According to Norman, such slurs “have taken two decades to be debunked.” Where has he been living?

From a personal perspective, the disaster was utterly traumatising. Reaching some kind of crescendo when, a few days after the disaster, I found myself covering a European Cup match at San Siro where, at one marvellous moment, all the Milan fans packed into their terrace sang, “You’ll Never Walk Alone.” At which I simply broke down.

An Oxbridge graduate who doesn’t know the meaning of “begging the question” – for his belated information, it signifies reaching a conclusion without evidence, and has nothing to do with posing or raising the question.

Norman is no more relevant when it comes to the subject of Heysel. Where, at a European Cup Final, Liverpool fans – many of whom were certainly drunk, as I can testify from seeing as much even before the game – suddenly and brutally attacked Italian fans on the same terrace, putting them to flight and driving 39 of them to their deaths when a wall collapsed.

All Norman can tell us, mealy mouthed, is that “the violence of some Liverpool fans contributed to the Heysel Stadium disaster.”

Contributed?

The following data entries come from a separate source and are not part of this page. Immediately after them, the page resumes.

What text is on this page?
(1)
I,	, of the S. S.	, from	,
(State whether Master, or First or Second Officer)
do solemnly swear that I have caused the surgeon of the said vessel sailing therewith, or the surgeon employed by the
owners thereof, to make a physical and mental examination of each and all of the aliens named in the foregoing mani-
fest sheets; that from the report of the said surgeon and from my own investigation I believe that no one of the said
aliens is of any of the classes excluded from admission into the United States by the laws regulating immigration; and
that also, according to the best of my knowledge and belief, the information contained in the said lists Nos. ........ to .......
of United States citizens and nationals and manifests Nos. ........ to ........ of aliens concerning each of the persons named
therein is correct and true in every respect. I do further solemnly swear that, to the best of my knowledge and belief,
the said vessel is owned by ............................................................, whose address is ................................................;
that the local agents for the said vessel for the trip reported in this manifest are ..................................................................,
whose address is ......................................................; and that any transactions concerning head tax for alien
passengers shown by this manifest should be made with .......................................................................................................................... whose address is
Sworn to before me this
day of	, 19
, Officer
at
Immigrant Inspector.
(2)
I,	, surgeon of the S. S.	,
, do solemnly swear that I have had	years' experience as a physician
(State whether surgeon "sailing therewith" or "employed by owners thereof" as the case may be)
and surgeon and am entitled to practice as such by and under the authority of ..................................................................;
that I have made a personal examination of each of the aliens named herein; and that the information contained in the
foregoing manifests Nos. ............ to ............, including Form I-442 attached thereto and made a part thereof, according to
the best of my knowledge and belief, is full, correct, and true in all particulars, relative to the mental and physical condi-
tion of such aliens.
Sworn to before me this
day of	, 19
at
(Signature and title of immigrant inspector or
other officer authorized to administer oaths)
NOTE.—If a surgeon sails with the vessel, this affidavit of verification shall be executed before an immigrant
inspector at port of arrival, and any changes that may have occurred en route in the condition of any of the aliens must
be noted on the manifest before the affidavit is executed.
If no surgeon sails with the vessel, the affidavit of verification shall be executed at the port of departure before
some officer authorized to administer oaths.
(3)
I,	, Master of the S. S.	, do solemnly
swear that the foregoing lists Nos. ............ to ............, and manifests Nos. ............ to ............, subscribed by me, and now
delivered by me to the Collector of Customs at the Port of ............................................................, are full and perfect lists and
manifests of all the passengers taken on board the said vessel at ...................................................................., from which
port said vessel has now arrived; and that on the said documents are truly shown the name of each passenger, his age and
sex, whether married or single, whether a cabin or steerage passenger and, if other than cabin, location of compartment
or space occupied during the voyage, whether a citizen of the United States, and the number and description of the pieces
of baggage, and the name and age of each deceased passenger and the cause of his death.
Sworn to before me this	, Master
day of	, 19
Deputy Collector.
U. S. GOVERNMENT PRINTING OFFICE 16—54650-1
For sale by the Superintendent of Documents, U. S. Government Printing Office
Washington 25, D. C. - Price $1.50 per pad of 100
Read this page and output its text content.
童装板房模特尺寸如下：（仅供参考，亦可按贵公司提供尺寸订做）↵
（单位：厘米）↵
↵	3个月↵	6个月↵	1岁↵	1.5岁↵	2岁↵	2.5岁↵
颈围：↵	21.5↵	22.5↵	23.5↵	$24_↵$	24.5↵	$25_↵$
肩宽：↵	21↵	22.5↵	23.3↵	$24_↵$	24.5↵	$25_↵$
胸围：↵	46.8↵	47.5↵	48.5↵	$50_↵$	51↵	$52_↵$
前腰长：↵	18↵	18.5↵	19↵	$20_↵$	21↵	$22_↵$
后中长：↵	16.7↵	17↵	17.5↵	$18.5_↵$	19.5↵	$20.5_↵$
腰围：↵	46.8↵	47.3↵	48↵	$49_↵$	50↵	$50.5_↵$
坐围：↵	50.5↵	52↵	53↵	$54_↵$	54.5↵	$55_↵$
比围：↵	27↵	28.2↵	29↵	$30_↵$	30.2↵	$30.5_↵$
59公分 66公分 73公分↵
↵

The sadness of it being that those who were chased, whose who died, were not hard core Juventus fans, who were all stationed at the other end of the stadium, but largely families, sometimes with children, who had got their tickets in many cases from Italian guest workers living in Belgium and arguably should not have been on that terrace at all.

“Also worth remembering,” is Norman’s emetic coda, “over the days ahead is that so many of us sacrificed a part of our humanity by failing for so long to recognise theirs.”

No we didn’t. Speak for your deluded self.